Effort to put community garden in near USF
Posted at 5:45 PM, Dec 28, 2016
and last updated 2016-12-28 17:45:41-05

Imagine a two-hour round trip to get to a grocery store. That's the reality for hundreds of people in Tampa who don't have cars.

"Getting there, and then getting back," Sylvia Blaxton told ABC Action News. "And then on rainy days, oh my goodness."

Blaxton lives in the University Square neighborhood and for her, a simple trip to a nearby Walmart is anything but. With no car, she relies on public transit and says it can take hours.

"You've got to catch the bus down on Nebraska," she said. "You've got to sit down and wait."

ABC Action News wanted to see how long it takes to get to that grocery store just driving there. An eight-minute trip by car for our news team can take Blaxton much longer.

"An hour and a half on the city bus," she said. "That is too long."

But now there's a new effort underway to get people in the University Square/Terrace Park neighborhood access to more fresh food.
 

The City of Tampa was awarded a 2016-2017 Planning Technical Assistance through the Department of Economic Development, to review the City's Comprehensive Plan related to "Health in All Policies" with a focus on food access in the Terrace Park/University Square study area. The Planning Commission, in partnership with the Florida Department of Health – Hillsborough County, Office or Health Equity and the Hillsborough County Metropolitan Planning Organization, is leading the project.

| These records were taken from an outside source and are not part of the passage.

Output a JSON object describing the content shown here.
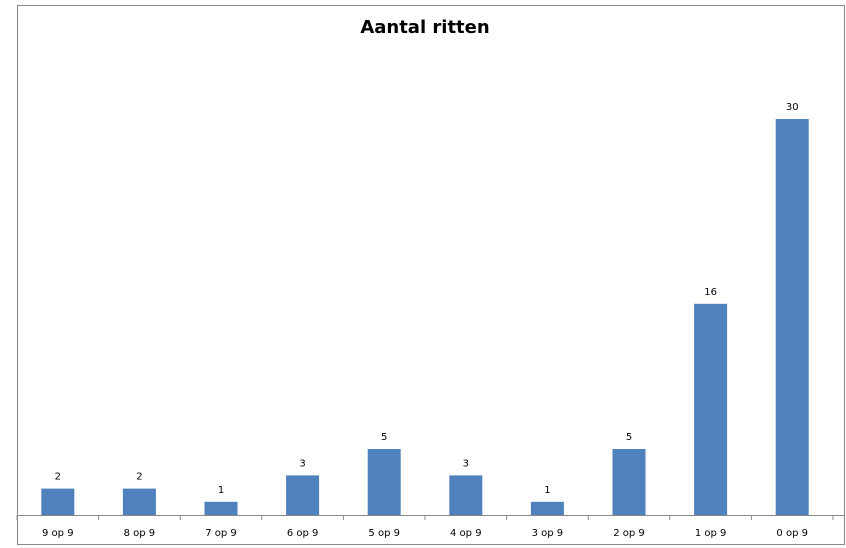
{
  "chart_data": {
    "type": "bar",
    "title": "Aantal ritten",
    "categories": [
      "9 op 9",
      "8 op 9",
      "7 op 9",
      "6 op 9",
      "5 op 9",
      "4 op 9",
      "3 op 9",
      "2 op 9",
      "1 op 9",
      "0 op 9"
    ],
    "values": [
      2,
      2,
      1,
      3,
      5,
      3,
      1,
      5,
      16,
      30
    ],
    "color": "#4f81bd"
  }
}
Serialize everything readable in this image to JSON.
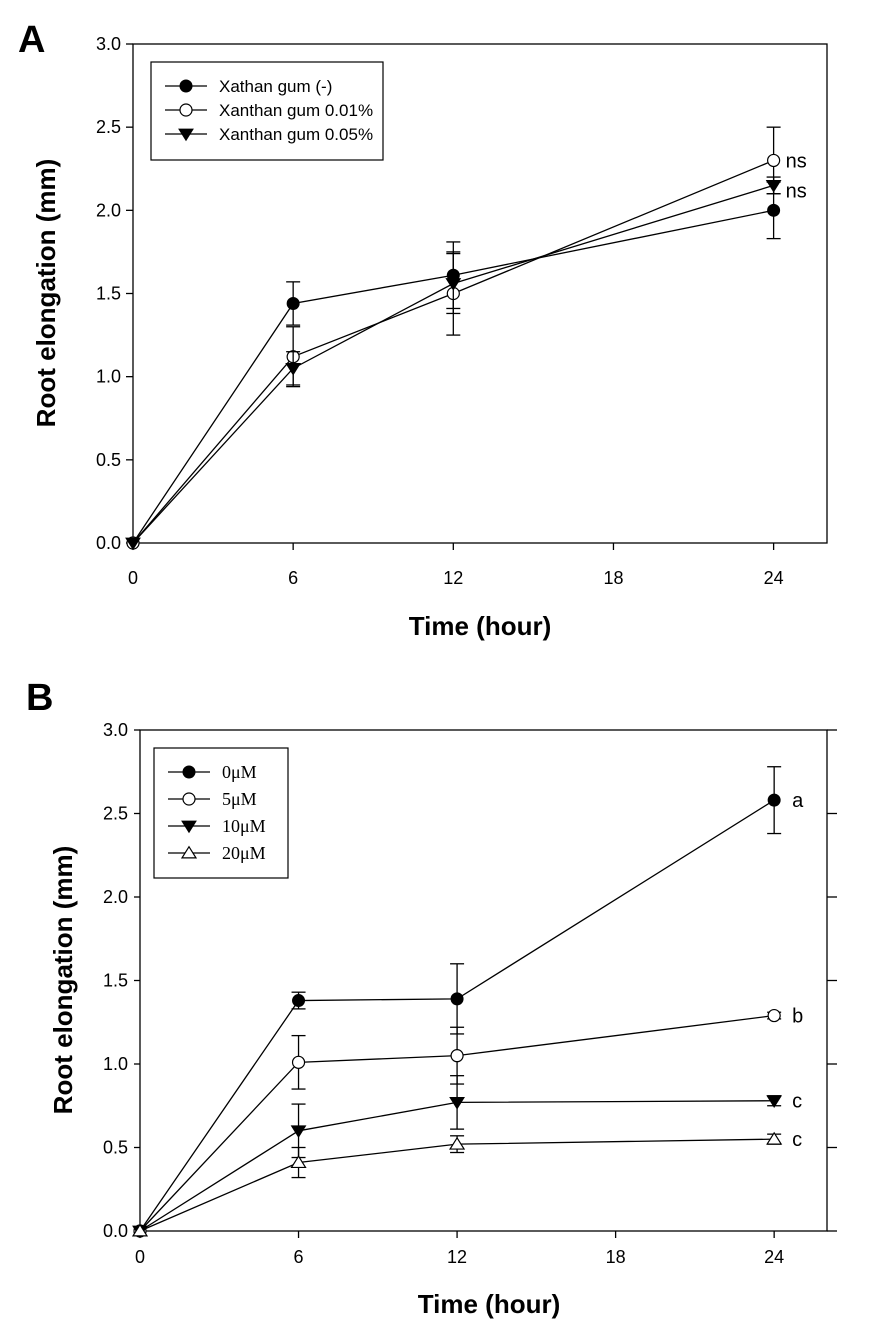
{
  "chart_data": [
    {
      "panel": "A",
      "type": "line",
      "xlabel": "Time (hour)",
      "ylabel": "Root elongation (mm)",
      "xlim": [
        0,
        26
      ],
      "ylim": [
        0,
        3.0
      ],
      "xticks": [
        "0",
        "6",
        "12",
        "18",
        "24"
      ],
      "yticks": [
        "0.0",
        "0.5",
        "1.0",
        "1.5",
        "2.0",
        "2.5",
        "3.0"
      ],
      "legend_position": "top-left",
      "x": [
        0,
        6,
        12,
        24
      ],
      "series": [
        {
          "name": "Xathan gum (-)",
          "marker": "filled-circle",
          "values": [
            0,
            1.44,
            1.61,
            2.0
          ],
          "errors": [
            0,
            0.13,
            0.2,
            0.17
          ]
        },
        {
          "name": "Xanthan gum 0.01%",
          "marker": "open-circle",
          "values": [
            0,
            1.12,
            1.5,
            2.3
          ],
          "errors": [
            0,
            0.18,
            0.25,
            0.2
          ]
        },
        {
          "name": "Xanthan gum 0.05%",
          "marker": "filled-triangle-down",
          "values": [
            0,
            1.05,
            1.56,
            2.15
          ],
          "errors": [
            0,
            0.1,
            0.18,
            0.05
          ]
        }
      ],
      "annotations": [
        {
          "text": "ns",
          "x": 24,
          "y": 2.3
        },
        {
          "text": "ns",
          "x": 24,
          "y": 2.12
        }
      ]
    },
    {
      "panel": "B",
      "type": "line",
      "xlabel": "Time (hour)",
      "ylabel": "Root elongation (mm)",
      "xlim": [
        0,
        26
      ],
      "ylim": [
        0,
        3.0
      ],
      "xticks": [
        "0",
        "6",
        "12",
        "18",
        "24"
      ],
      "yticks": [
        "0.0",
        "0.5",
        "1.0",
        "1.5",
        "2.0",
        "2.5",
        "3.0"
      ],
      "legend_position": "top-left",
      "x": [
        0,
        6,
        12,
        24
      ],
      "series": [
        {
          "name": "0μM",
          "marker": "filled-circle",
          "values": [
            0,
            1.38,
            1.39,
            2.58
          ],
          "errors": [
            0,
            0.05,
            0.21,
            0.2
          ]
        },
        {
          "name": "5μM",
          "marker": "open-circle",
          "values": [
            0,
            1.01,
            1.05,
            1.29
          ],
          "errors": [
            0,
            0.16,
            0.17,
            0.02
          ]
        },
        {
          "name": "10μM",
          "marker": "filled-triangle-down",
          "values": [
            0,
            0.6,
            0.77,
            0.78
          ],
          "errors": [
            0,
            0.16,
            0.16,
            0.03
          ]
        },
        {
          "name": "20μM",
          "marker": "open-triangle-up",
          "values": [
            0,
            0.41,
            0.52,
            0.55
          ],
          "errors": [
            0,
            0.09,
            0.05,
            0.03
          ]
        }
      ],
      "annotations": [
        {
          "text": "a",
          "x": 24,
          "y": 2.58
        },
        {
          "text": "b",
          "x": 24,
          "y": 1.29
        },
        {
          "text": "c",
          "x": 24,
          "y": 0.78
        },
        {
          "text": "c",
          "x": 24,
          "y": 0.55
        }
      ]
    }
  ]
}
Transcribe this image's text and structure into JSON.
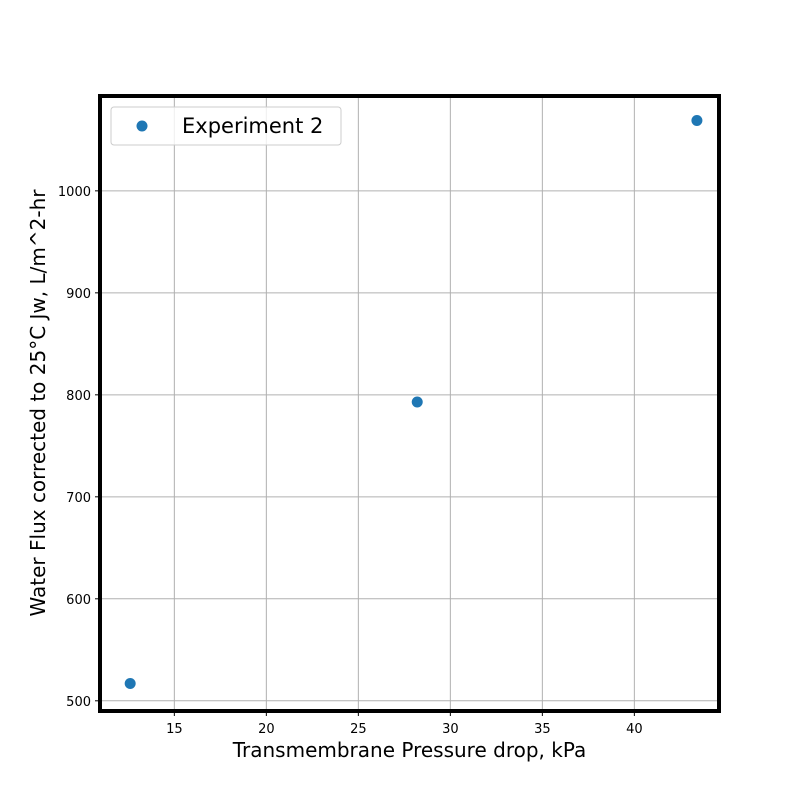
{
  "chart_data": {
    "type": "scatter",
    "title": "",
    "xlabel": "Transmembrane Pressure drop, kPa",
    "ylabel": "Water Flux corrected to 25°C Jw, L/m^2-hr",
    "xlim": [
      10.96,
      44.6
    ],
    "ylim": [
      490,
      1093
    ],
    "xticks": [
      15,
      20,
      25,
      30,
      35,
      40
    ],
    "yticks": [
      500,
      600,
      700,
      800,
      900,
      1000
    ],
    "grid": true,
    "legend_position": "top-left",
    "series": [
      {
        "name": "Experiment 2",
        "color": "#1f77b4",
        "marker": "circle",
        "points": [
          {
            "x": 12.6,
            "y": 517
          },
          {
            "x": 28.2,
            "y": 793
          },
          {
            "x": 43.4,
            "y": 1069
          }
        ]
      }
    ]
  }
}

The goal of the project is to address suburban and urban scale healthy, affordable food access in that area and potential problems residents face such as bad roads and infrastructure and transportation issues. Those are problems some people know only too well.

"If your car breaks, you're done," said Kevin Winbush, who lives in the neighborhood.

The City of Tampa is also working to discuss the need and location of a potential community garden site in that neighborhood.

"I think it would be great for the kids," Winbush said.

Blaxton believes a simple garden could be life-changing for her family.

"It would be closer.," she said. "We don't have to drive that far. We don't have to catch the bus. Sit in that sun, waiting on the bus."

City workers will be addressing the garden project with the community in February.